Immigration Conference Inspires Sister
A reflection on the Migration Policy and Advocacy in 2013 and Beyond: New Challenges and New Opportunities conference held December 3-5 in Atlanta, Georgia…
For me, one of the most powerful presentations at this conference was by Rev. Daniel Groody, CSC, of the University of Notre Dame. He spoke about a theological effort to understand how migrants and migration give us a way of naming who WE ARE before God. He framed his talk around the Eucharist, encouraging us to move personally beyond “binary” concepts: legal/illegal; citizen/non-citizen, or alien. He went on to define the alien as the person who is so disconnected from God that he cannot see the migrant as Imago Dei.
The concerned parties, i.e. vigilante groups, ICE, political leadership, corporations, church leaders and advocates, all try to protect rights as they see them. Father Groody said what is needed is a new imagination–a new narrative about migration to promote a just ordering of society. Theology is crossing the human divide. “To cross over the life/death divide is to follow Christ.”
I share with you some thoughts that stay with me from the conference as a whole…
It is time to turn our attention to welcoming state policies. The Supreme Court has limited the most repressive of the recent state legislative attempts to control immigration. By striking down several provisions of the Arizona law; however, Georgia and Alabama have enacted laws after the Supreme Court’s action. There are provisions in those laws which were not addressed in the Arizona law. Thus there is a need to be vigilant in our own states to prevent more and different repressive measures.
A strong recommendation for advocates: read the “meat” of the Supreme Court decision (AZ v US). The language of the decision can help us to formulate our arguments and language for advocacy. Several provisions of the Arizona law were struck down because they have been pre-empted by federal law, but that can change if federal laws change. Regulation of immigration is a right of the federal government, not the states. The dysfunction of the immigration system and the reluctance of congress to step in essentially have left the field open for states to step in and try to put restrictions on immigration in their own areas.
We need to ask our legislators to re-examine the ways they have responded to immigrants and the regulation of immigration. We should focus on a “roadmap to citizenship,” not simply a way to provide legal status for those who are undocumented. We should not sanction a permanent underclass in this society.

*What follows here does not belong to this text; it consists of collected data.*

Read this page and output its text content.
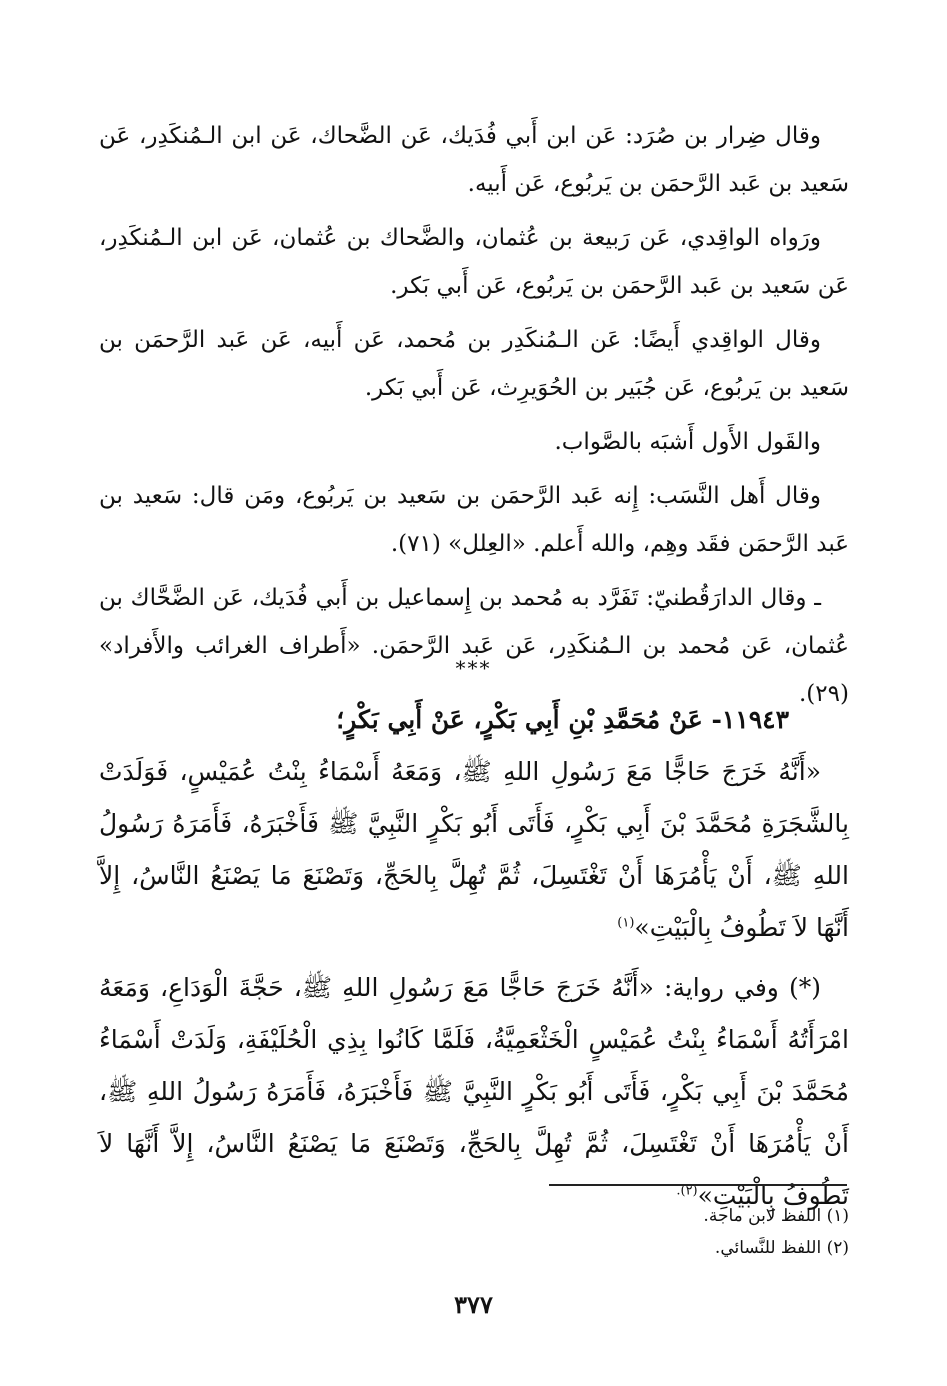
وقال ضِرار بن صُرَد: عَن ابن أَبي فُدَيك، عَن الضَّحاك، عَن ابن الـمُنكَدِر، عَن سَعيد بن عَبد الرَّحمَن بن يَربُوع، عَن أَبيه.

ورَواه الواقِدي، عَن رَبيعة بن عُثمان، والضَّحاك بن عُثمان، عَن ابن الـمُنكَدِر، عَن سَعيد بن عَبد الرَّحمَن بن يَربُوع، عَن أَبي بَكر.

وقال الواقِدي أَيضًا: عَن الـمُنكَدِر بن مُحمد، عَن أَبيه، عَن عَبد الرَّحمَن بن سَعيد بن يَربُوع، عَن جُبَير بن الحُوَيرِث، عَن أَبي بَكر.

والقَول الأَول أَشبَه بالصَّواب.

وقال أَهل النَّسَب: إِنه عَبد الرَّحمَن بن سَعيد بن يَربُوع، ومَن قال: سَعيد بن عَبد الرَّحمَن فقَد وهِم، والله أَعلم. «العِلل» (٧١).

ـ وقال الدارَقُطنيّ: تَفَرَّد به مُحمد بن إِسماعيل بن أَبي فُدَيك، عَن الضَّحَّاك بن عُثمان، عَن مُحمد بن الـمُنكَدِر، عَن عَبد الرَّحمَن. «أَطراف الغرائب والأَفراد» (٢٩).

***

١١٩٤٣- عَنْ مُحَمَّدِ بْنِ أَبِي بَكْرٍ، عَنْ أَبِي بَكْرٍ؛

«أَنَّهُ خَرَجَ حَاجًّا مَعَ رَسُولِ اللهِ ﷺ، وَمَعَهُ أَسْمَاءُ بِنْتُ عُمَيْسٍ، فَوَلَدَتْ بِالشَّجَرَةِ مُحَمَّدَ بْنَ أَبِي بَكْرٍ، فَأَتَى أَبُو بَكْرٍ النَّبِيَّ ﷺ فَأَخْبَرَهُ، فَأَمَرَهُ رَسُولُ اللهِ ﷺ، أَنْ يَأْمُرَهَا أَنْ تَغْتَسِلَ، ثُمَّ تُهِلَّ بِالحَجِّ، وَتَصْنَعَ مَا يَصْنَعُ النَّاسُ، إِلاَّ أَنَّهَا لاَ تَطُوفُ بِالْبَيْتِ»$^{(١)}$

(*) وفي رواية: «أَنَّهُ خَرَجَ حَاجًّا مَعَ رَسُولِ اللهِ ﷺ، حَجَّةَ الْوَدَاعِ، وَمَعَهُ امْرَأَتُهُ أَسْمَاءُ بِنْتُ عُمَيْسٍ الْخَثْعَمِيَّةُ، فَلَمَّا كَانُوا بِذِي الْحُلَيْفَةِ، وَلَدَتْ أَسْمَاءُ مُحَمَّدَ بْنَ أَبِي بَكْرٍ، فَأَتَى أَبُو بَكْرٍ النَّبِيَّ ﷺ فَأَخْبَرَهُ، فَأَمَرَهُ رَسُولُ اللهِ ﷺ، أَنْ يَأْمُرَهَا أَنْ تَغْتَسِلَ، ثُمَّ تُهِلَّ بِالحَجِّ، وَتَصْنَعَ مَا يَصْنَعُ النَّاسُ، إِلاَّ أَنَّهَا لاَ تَطُوفُ بِالْبَيْتِ»$^{(٢).}$

(١) اللفظ لابن ماجة.

(٢) اللفظ للنَّسائي.

٣٧٧
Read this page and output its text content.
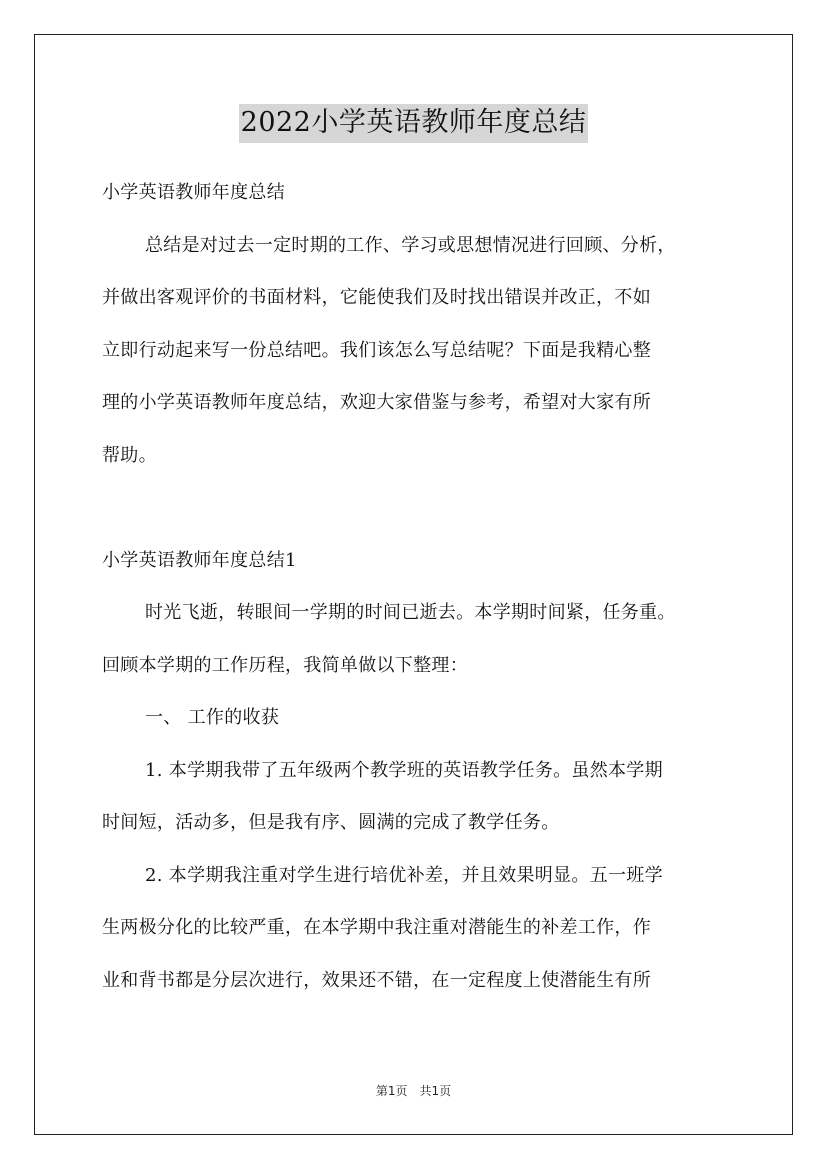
2022小学英语教师年度总结
小学英语教师年度总结
总结是对过去一定时期的工作、学习或思想情况进行回顾、分析，
并做出客观评价的书面材料，它能使我们及时找出错误并改正，不如
立即行动起来写一份总结吧。我们该怎么写总结呢？下面是我精心整
理的小学英语教师年度总结，欢迎大家借鉴与参考，希望对大家有所
帮助。
小学英语教师年度总结1
时光飞逝，转眼间一学期的时间已逝去。本学期时间紧，任务重。
回顾本学期的工作历程，我简单做以下整理：
一、 工作的收获
1. 本学期我带了五年级两个教学班的英语教学任务。虽然本学期
时间短，活动多，但是我有序、圆满的完成了教学任务。
2. 本学期我注重对学生进行培优补差，并且效果明显。五一班学
生两极分化的比较严重，在本学期中我注重对潜能生的补差工作，作
业和背书都是分层次进行，效果还不错，在一定程度上使潜能生有所
第1页 共1页
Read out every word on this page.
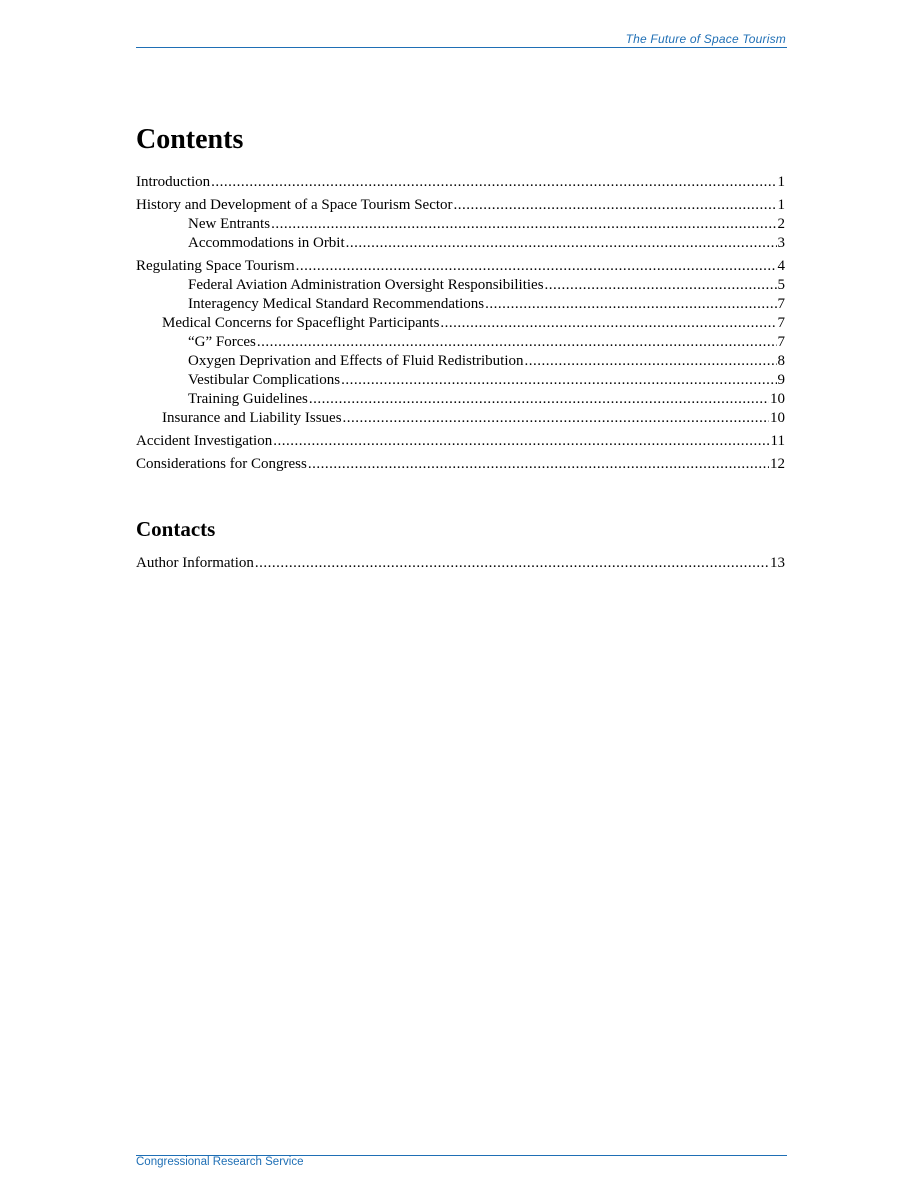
The Future of Space Tourism
Contents
Introduction .....	1
History and Development of a Space Tourism Sector .....	1
New Entrants .....	2
Accommodations in Orbit .....	3
Regulating Space Tourism .....	4
Federal Aviation Administration Oversight Responsibilities .....	5
Interagency Medical Standard Recommendations .....	7
Medical Concerns for Spaceflight Participants .....	7
“G” Forces .....	7
Oxygen Deprivation and Effects of Fluid Redistribution .....	8
Vestibular Complications .....	9
Training Guidelines .....	10
Insurance and Liability Issues .....	10
Accident Investigation .....	11
Considerations for Congress .....	12
Contacts
Author Information .....	13
Congressional Research Service
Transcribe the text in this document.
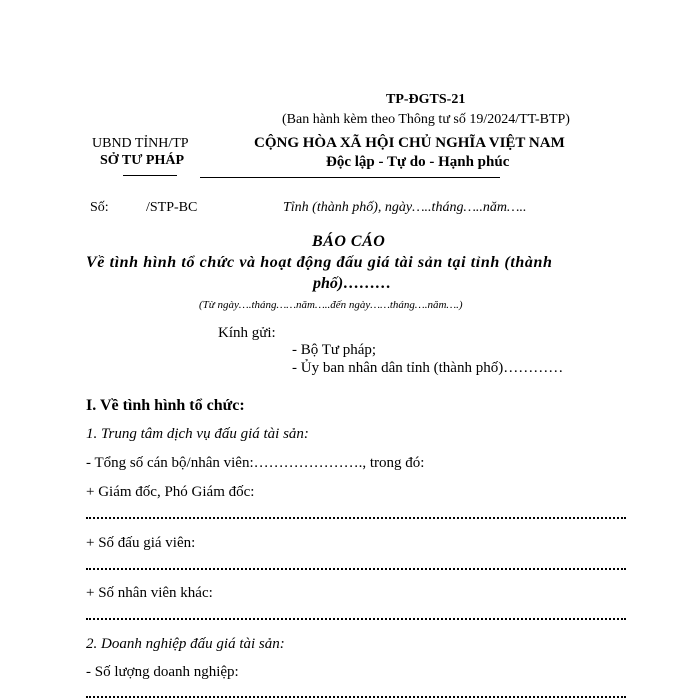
TP-ĐGTS-21
(Ban hành kèm theo Thông tư số 19/2024/TT-BTP)
UBND TỈNH/TP
SỞ TƯ PHÁP
CỘNG HÒA XÃ HỘI CHỦ NGHĨA VIỆT NAM
Độc lập - Tự do - Hạnh phúc
Số:	/STP-BC	Tỉnh (thành phố), ngày…..tháng…..năm…..
BÁO CÁO
Về tình hình tổ chức và hoạt động đấu giá tài sản tại tỉnh (thành
phố)………
(Từ ngày….tháng……năm…..đến ngày……tháng….năm….)
Kính gửi:
- Bộ Tư pháp;
- Ủy ban nhân dân tỉnh (thành phố)…………
I. Về tình hình tổ chức:
1. Trung tâm dịch vụ đấu giá tài sản:
- Tổng số cán bộ/nhân viên:…………………., trong đó:
+ Giám đốc, Phó Giám đốc:
+ Số đấu giá viên:
+ Số nhân viên khác:
2. Doanh nghiệp đấu giá tài sản:
- Số lượng doanh nghiệp:
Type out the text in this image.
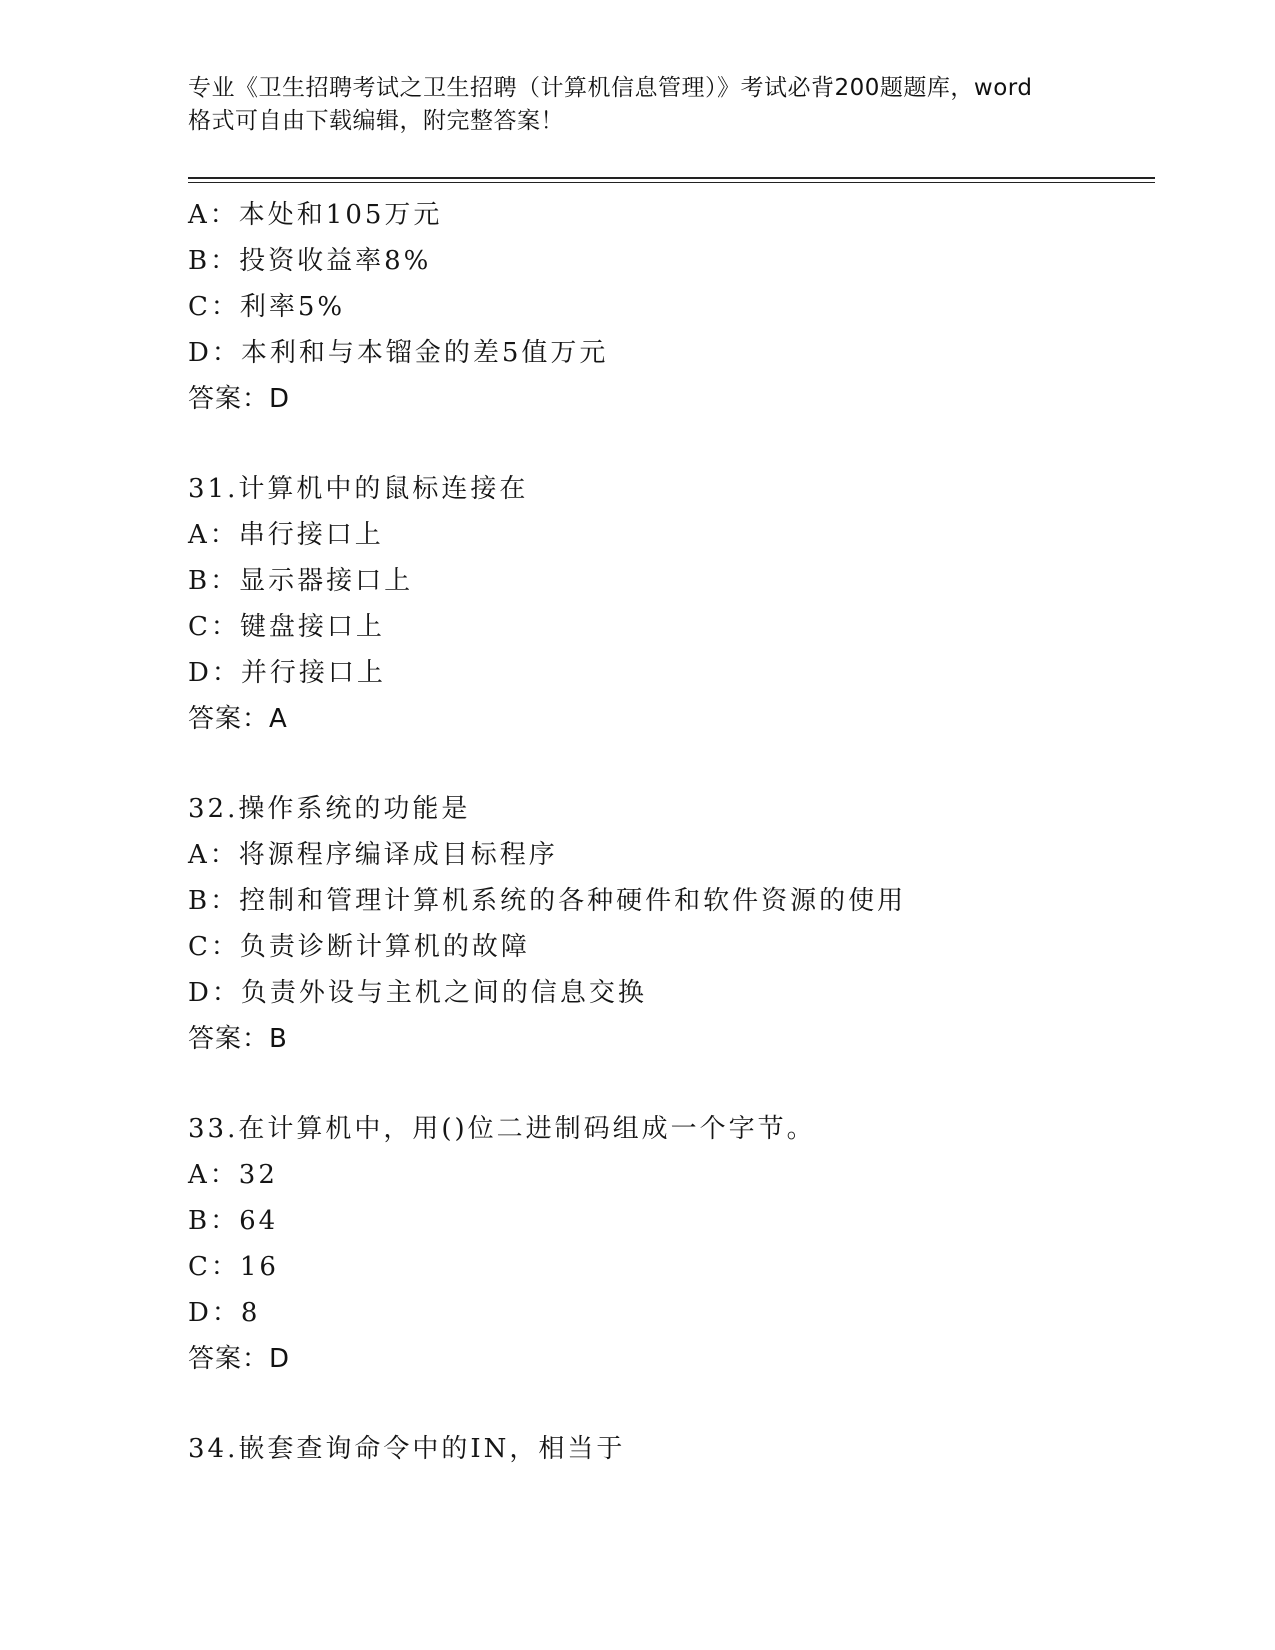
专业《卫生招聘考试之卫生招聘（计算机信息管理）》考试必背200题题库，word
格式可自由下载编辑，附完整答案！
A：本处和105万元
B：投资收益率8%
C：利率5%
D：本利和与本镏金的差5值万元
答案：D
31.计算机中的鼠标连接在
A：串行接口上
B：显示器接口上
C：键盘接口上
D：并行接口上
答案：A
32.操作系统的功能是
A：将源程序编译成目标程序
B：控制和管理计算机系统的各种硬件和软件资源的使用
C：负责诊断计算机的故障
D：负责外设与主机之间的信息交换
答案：B
33.在计算机中，用()位二进制码组成一个字节。
A：32
B：64
C：16
D：8
答案：D
34.嵌套查询命令中的IN，相当于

We have to be specific about what elements of immigration reform we are hoping for. Frank Sharry, Executive Director of America’s Voice, suggests that we include these ideas in our concepts and advocacy for immigration reform:
- full citizenship
- fair treatment for workers
- fulfilled dreams
- family unity
- full and equal rights under the law.
Working with young people who could qualify under Deferred Action for Childhood Arrivals is a good way of affecting the future. We still need to push for the Dream Act. DACA is a short term, though renewable, opportunity for young people.